Os fãs da Porsche já estão acostumados com mudanças na estratégia da empresa. Basta lembrarmos do 911 quando trocou o motor refrigerado a ar pelo a água, depois quando surgiu o primeiro SUV da marca (o bem-sucedido Cayenne) e, mais recentemente, quando houve a troca de quase todos os propulsores aspirados pelos turbo, em busca de eficiência. Nada, porém, se compara à mudança que está acontecendo neste momento na planta de Zuffenhausen, em Stuttgart, com investimentos da ordem de 6 bilhões de euros, a contratação de 1.200 novos funcionários e a implementação do conceito de Produção Porsche 4.0. Tudo para lançar, no segundo semestre de 2019, o Taycan, o primeiro modelo 100% elétrico da marca.

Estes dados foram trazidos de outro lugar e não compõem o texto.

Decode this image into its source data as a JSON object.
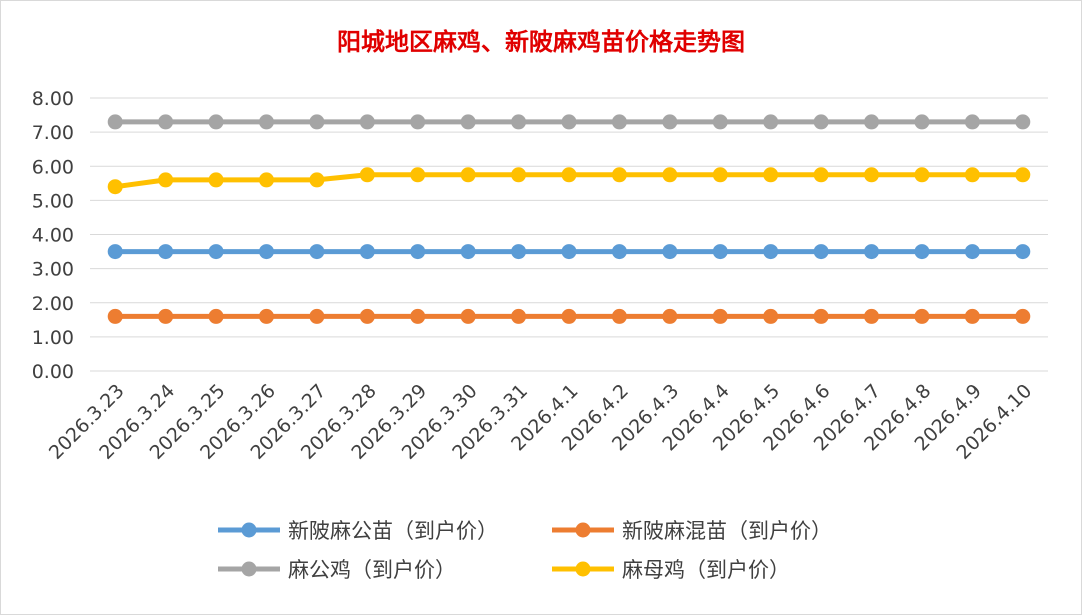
{
  "chart_data": {
    "type": "line",
    "title": "阳城地区麻鸡、新陂麻鸡苗价格走势图",
    "xlabel": "",
    "ylabel": "",
    "ylim": [
      0,
      8
    ],
    "yticks": [
      "0.00",
      "1.00",
      "2.00",
      "3.00",
      "4.00",
      "5.00",
      "6.00",
      "7.00",
      "8.00"
    ],
    "grid": true,
    "legend_position": "bottom",
    "categories": [
      "2026.3.23",
      "2026.3.24",
      "2026.3.25",
      "2026.3.26",
      "2026.3.27",
      "2026.3.28",
      "2026.3.29",
      "2026.3.30",
      "2026.3.31",
      "2026.4.1",
      "2026.4.2",
      "2026.4.3",
      "2026.4.4",
      "2026.4.5",
      "2026.4.6",
      "2026.4.7",
      "2026.4.8",
      "2026.4.9",
      "2026.4.10"
    ],
    "series": [
      {
        "name": "新陂麻公苗（到户价）",
        "color": "#5b9bd5",
        "values": [
          3.5,
          3.5,
          3.5,
          3.5,
          3.5,
          3.5,
          3.5,
          3.5,
          3.5,
          3.5,
          3.5,
          3.5,
          3.5,
          3.5,
          3.5,
          3.5,
          3.5,
          3.5,
          3.5
        ]
      },
      {
        "name": "新陂麻混苗（到户价）",
        "color": "#ed7d31",
        "values": [
          1.6,
          1.6,
          1.6,
          1.6,
          1.6,
          1.6,
          1.6,
          1.6,
          1.6,
          1.6,
          1.6,
          1.6,
          1.6,
          1.6,
          1.6,
          1.6,
          1.6,
          1.6,
          1.6
        ]
      },
      {
        "name": "麻公鸡（到户价）",
        "color": "#a5a5a5",
        "values": [
          7.3,
          7.3,
          7.3,
          7.3,
          7.3,
          7.3,
          7.3,
          7.3,
          7.3,
          7.3,
          7.3,
          7.3,
          7.3,
          7.3,
          7.3,
          7.3,
          7.3,
          7.3,
          7.3
        ]
      },
      {
        "name": "麻母鸡（到户价）",
        "color": "#ffc000",
        "values": [
          5.4,
          5.6,
          5.6,
          5.6,
          5.6,
          5.75,
          5.75,
          5.75,
          5.75,
          5.75,
          5.75,
          5.75,
          5.75,
          5.75,
          5.75,
          5.75,
          5.75,
          5.75,
          5.75
        ]
      }
    ]
  }
}
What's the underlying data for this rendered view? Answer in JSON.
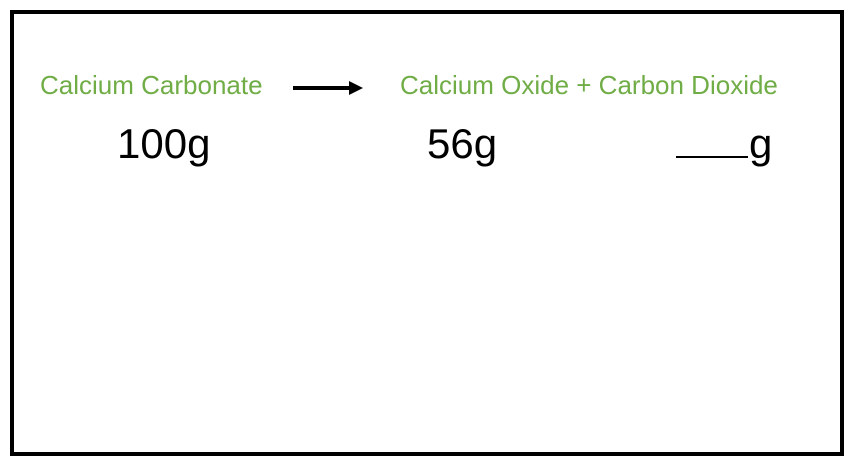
{
  "equation": {
    "reactant": "Calcium Carbonate",
    "products": "Calcium Oxide + Carbon Dioxide",
    "arrow_icon": "right-arrow-icon"
  },
  "masses": {
    "calcium_carbonate": "100g",
    "calcium_oxide": "56g",
    "carbon_dioxide_unit": "g"
  },
  "colors": {
    "label_green": "#70ad47",
    "text": "#000000",
    "border": "#000000"
  }
}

A ideia de um esportivo elétrico não é exatamente uma novidade - eu mesmo dirigi um conceito do Mercedes SLS movido a eletricidade em 2009. Acontece que a Porsche promete, já aproveitando para alfinetar a Tesla, que o Taycan não será somente rápido, mas também envolvente, dinâmico e divertido como todo carro da marca deve ser. Os dados oficiais são promissores: 600 cv vindos de dois motores elétricos (um em cada eixo), aceleração de 0 a 100 km/h em menos de 3,5 segundos e autonomia superior a 500 km, pelo método de medicão europeu - certamente será um pouco menor na prática. Para alimentar tudo isso, há uma imensa bateria de 400 células que ocupa praticamente todo o assoalho abaixo da cabine do Taycan. Ah, e com peso total inferior ao do Panamera.
Taycan terá um motor em cada eixo e uma enorme bateria no assoalho; desempenho será forte
Projetar um carro elétrico foi quase uma obrigação para a Porsche. O encerramento da oferta dos motores a diesel na marca (após o dieselgate no Grupo VW) e a necessidade de redução de 27% nas emissões até 2020, imposta pelas leis europeias, fez que a marca começasse a trabalhar no Taycan em 2014. Em paralelo, a Porsche foi adotando medidas de redução de consumo nos demais modelos da gama, como motores turbo de menor capacidade cúbica, transmissões mais eficientes, sistema start-stop, melhor aerodinâmica e redução de atrito de rodagem, frenagem regenerativa e, claro, as versões híbridas para o Cayenne e o Panamera. O Taycan, no entanto, será o primeiro Porsche de emissão zero.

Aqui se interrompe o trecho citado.